2207- Cri d'alarme d'un prof 3 posts

 Islamisme à l'école : «Deux femmes voilées prises à partie les émeuvent plus que Samuel Paty»

CRI D'ALARME
  • propos recueillis par Marie-Estelle Pech, pour Marianne - septembre 2022 (republié par JARL)
Laurent Valogne – un pseudonyme – est professeur de lettres dans un lycée de région parisienne depuis 1991. Sans tabous, dans son livre  «Ces petits arrangements qui tuent» (Plon), il décrit la montée de l’islamisme à l’école. Et surtout la lâcheté de certains de ses collègues face à l’endoctrinement des élèves.
 
Marianne : Pourquoi témoignez-vous anonymement ? Par peur ?
 
Laurent Valogne : Je n’avais pas envie de me sentir en porte-à-faux vis-à-vis de l’institution scolaire. J’aspire à une certaine tranquillité, je n’ai pas envie que ma personne soit médiatisée. Et je me méfie aussi. Tout peut survenir. Sans vraiment craindre un fait divers ou une agression, je n’ai pas envie de me prendre des réflexions d’élèves ou sur les réseaux sociaux, par exemple.
 
L’assassinat de Samuel Paty est l’évènement déclencheur de ce livre…
 
Oui, parce que ce fanatisme qui a mené à la décapitation de Samuel Paty, je l’ai vu doucement s’introduire dans l’école de la République. Cet assassinat m’a révolté, bouleversé. Samuel Paty, cela aurait pu être moi, professeur de lettres en banlieue parisienne. Il m’est arrivé d’évoquer l’art de la caricature en cours et le sujet est explosif. Concernant Samuel Paty, il avait fait son travail avec rigueur et n’avait rien à se reprocher. Il est pourtant resté tout seul face à l’engrenage et cela m’exaspère.
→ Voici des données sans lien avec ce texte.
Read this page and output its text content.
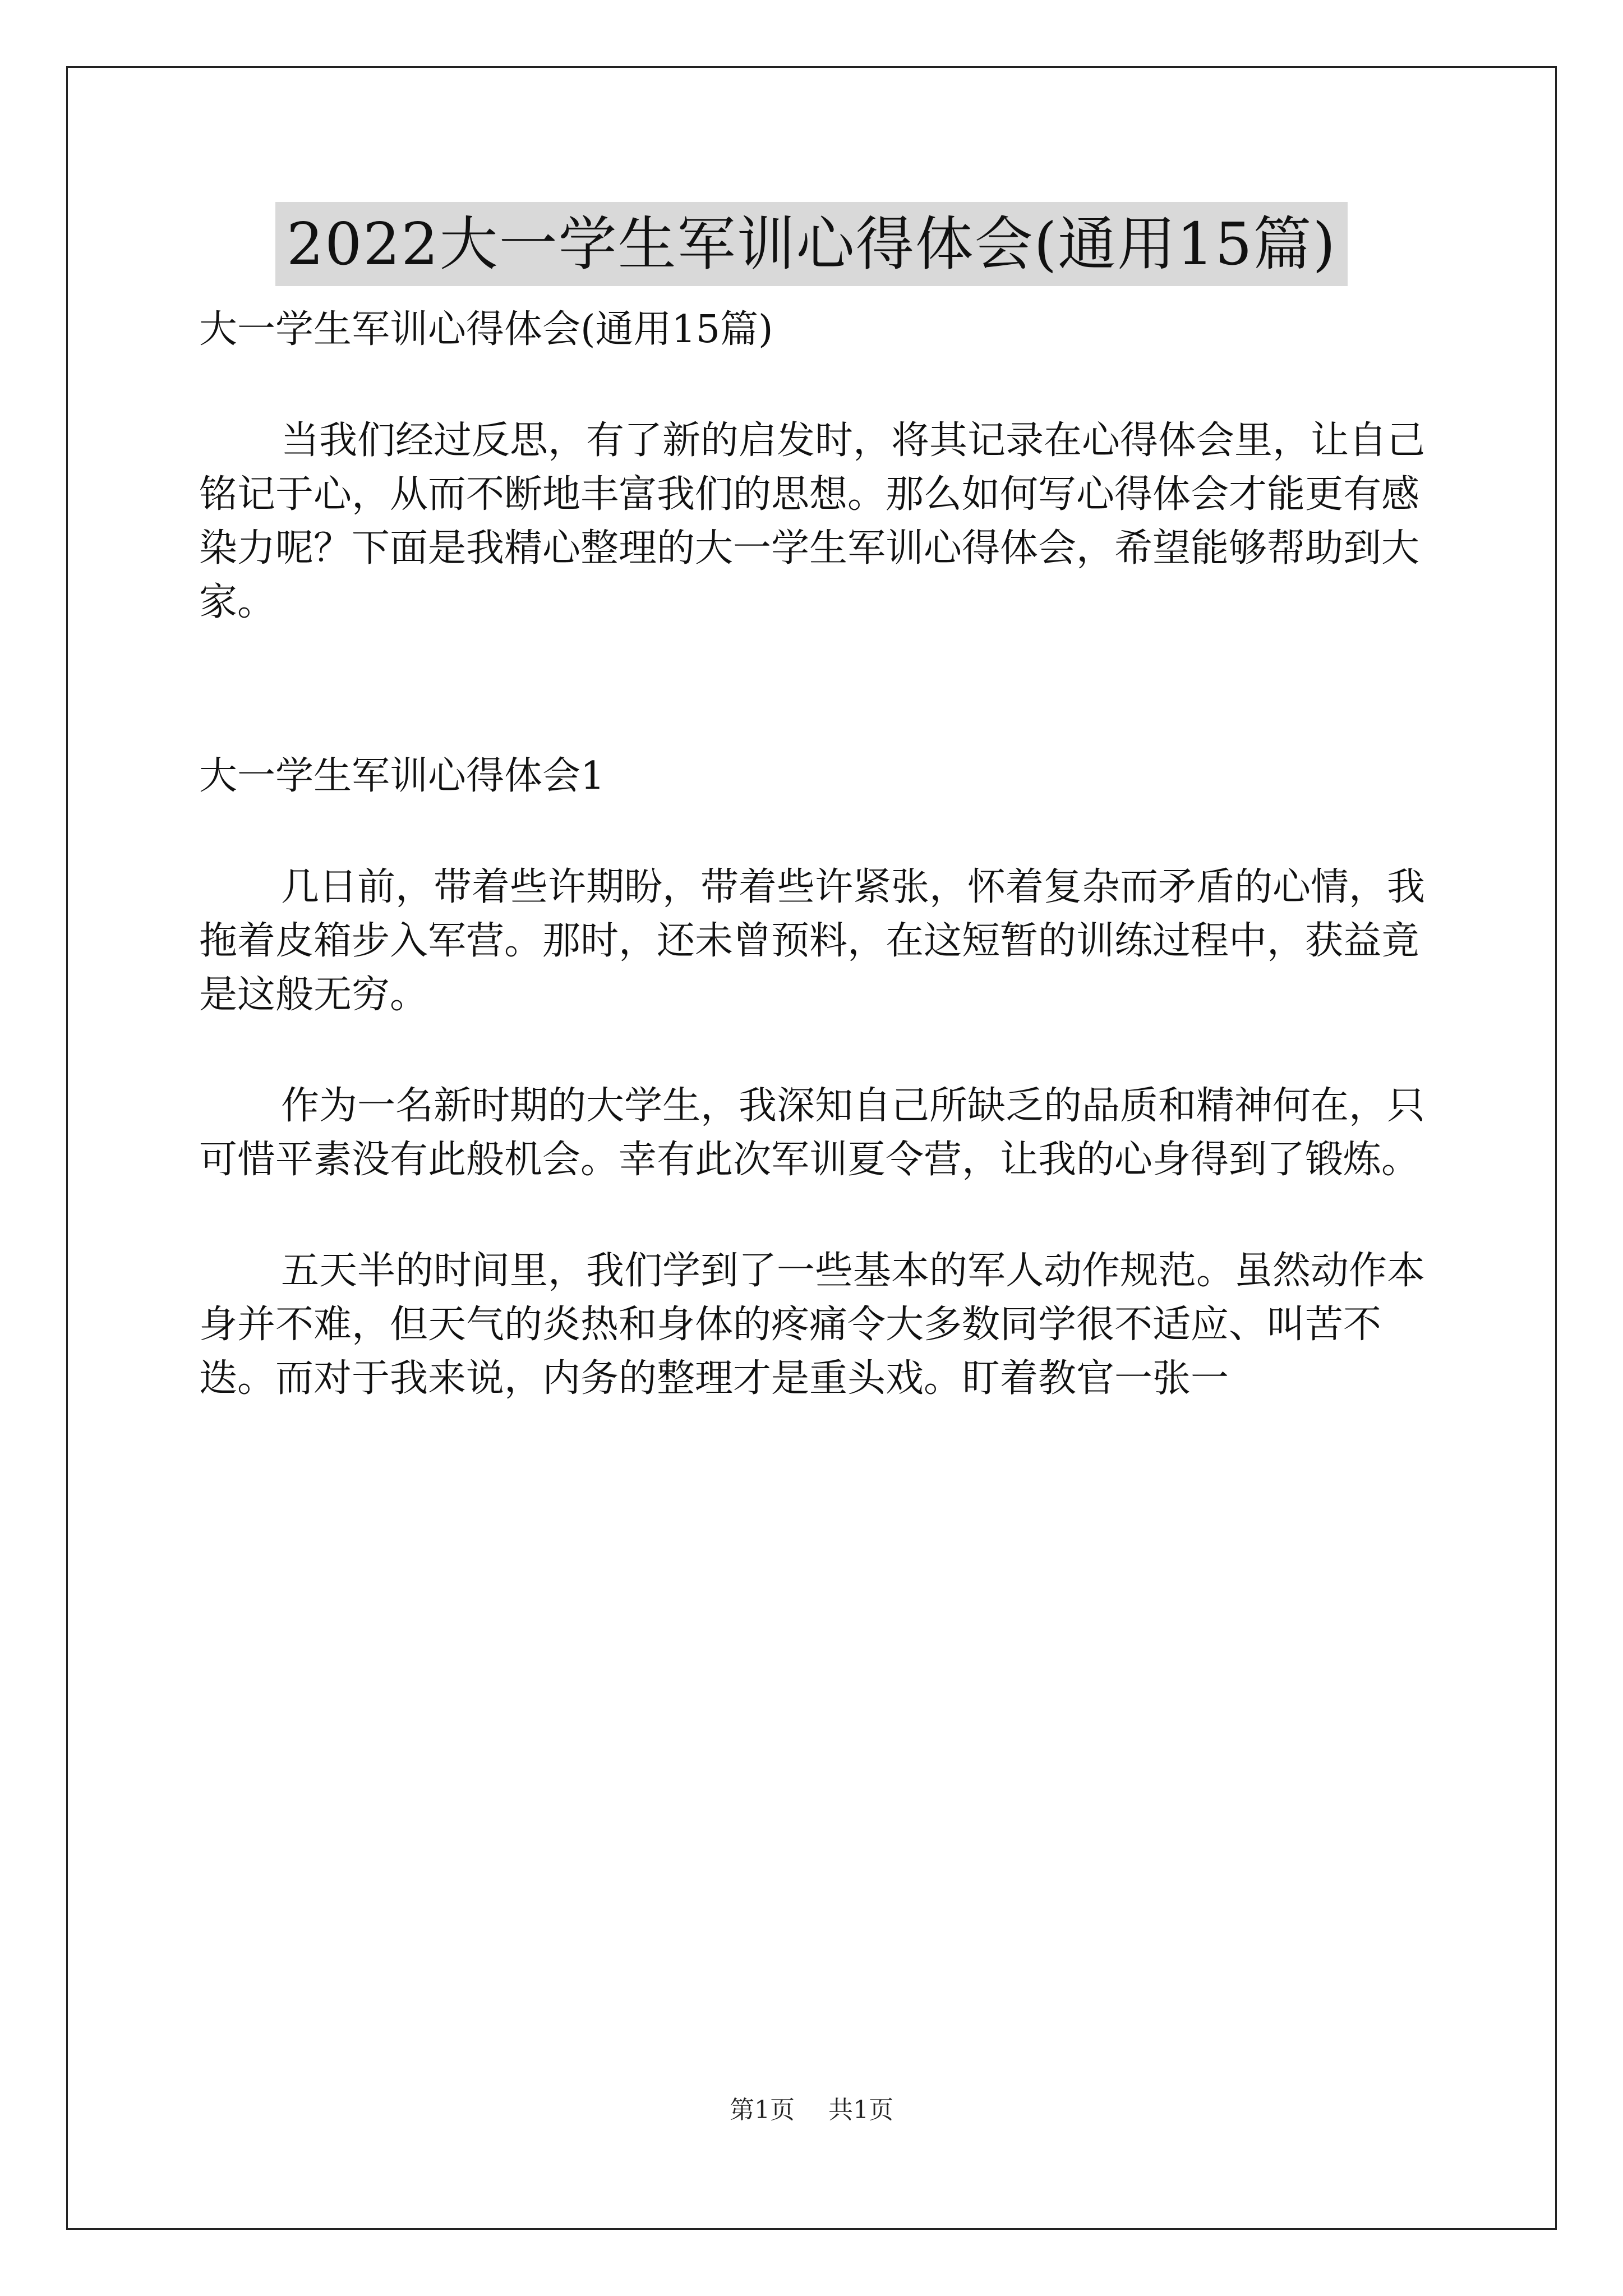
2022大一学生军训心得体会(通用15篇)

大一学生军训心得体会(通用15篇)

当我们经过反思，有了新的启发时，将其记录在心得体会里，让自己铭记于心，从而不断地丰富我们的思想。那么如何写心得体会才能更有感染力呢？下面是我精心整理的大一学生军训心得体会，希望能够帮助到大家。

大一学生军训心得体会1

几日前，带着些许期盼，带着些许紧张，怀着复杂而矛盾的心情，我拖着皮箱步入军营。那时，还未曾预料，在这短暂的训练过程中，获益竟是这般无穷。

作为一名新时期的大学生，我深知自己所缺乏的品质和精神何在，只可惜平素没有此般机会。幸有此次军训夏令营，让我的心身得到了锻炼。

五天半的时间里，我们学到了一些基本的军人动作规范。虽然动作本身并不难，但天气的炎热和身体的疼痛令大多数同学很不适应、叫苦不迭。而对于我来说，内务的整理才是重头戏。盯着教官一张一

第1页 共1页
Lors de la journée d’hommage, j’ai évoqué la question des caricatures et constaté qu’ils ne supportent pas que «l’on se moque du Prophète». Et qu’ils sont tout autant choqués que l’on tourne le pape en dérision. Rabelais, Brassens, la tradition anticléricale française, pour eux, c’est du chinois. Idem pour la notion de laïcité. Ils ramènent tout à «l’islam-bashing». Deux femmes voilées prises à partie à la Tour Eiffel les émeuvent plus que la mort de ce professeur. Je suis sorti de la salle un peu groggy, amer.
 
À partir de quand avez-vous réellement été confronté à l’islamisme ?
 
C’était en 2011 au moment de l’incendie criminel visant les locaux de Charlie Hebdo. Je décide d’évoquer les caricatures via un texte de Philippe Val, clair, structuré. C’était au programme de ma classe de BTS. Sur 35 élèves, trois ont refusé de m’écouter. L’une d’elles fulmine, allant jusqu’à se boucher les oreilles. Il était hors de question que l’on représente le Prophète. J’étais effaré, abasourdi. Elle ne voulait rien entendre. Plus tard, lors de l’assassinat des dessinateurs de Charlie, j’ai compris que mes lycéens ne supportaient pas que l’on se moque des religions. Ils sont très sensibles au fait religieux. «C’est un manque de respect, c’est blasphémer» : ces phrases, je les entends depuis quinze ans.
 
Vous alertez également sur un antisémitisme insidieux ?
 
La critique du «Shoah busines» est récurrente. Pour les lycéens, c’est une évidence : on parle trop de la Shoah. «On peut se moquer des musulmans mais pas des juifs.» Ils vivent cela comme une injustice, évoquant souvent Dieudonné, banni des médias parce qu’il «se moque des juifs». L’argument du «deux poids, deux mesures» revient sans cesse. Je sais quoi leur répondre évidemment. Lorsque Dieudonné promeut Robert Faurisson qui dit que les chambres à gaz n’ont pas existé, on n’est plus dans le registre de la moquerie mais du négationnisme. Certains sont sceptiques mais ils écoutent.
 
Vous égratignez assez largement votre hiérarchie mais aussi vos collègues enseignants sur cette question de l’islam…
 
D’un établissement à l’autre, et j’en ai fréquenté beaucoup, c’est très variable. Par exemple, lors d’une sortie scolaire, une de mes élèves a voulu vêtir un voile intégral. Mon proviseur de l’époque a réagi de façon implacable. Cette élève n’est pas allée à la sortie scolaire. Mes collègues, eux, m'ont traité d'«islamophobe»… Plus récemment lors d’un conseil d’établissement, j’ai vu tout le monde lever les yeux au ciel, de l’élu local au proviseur, lorsqu’un enseignant a évoqué l’émergence du port de l’abaya chez certaines jeunes filles. Ce vêtement saoudien n’existait pas il y a vingt ans. Désormais, nous y sommes habitués.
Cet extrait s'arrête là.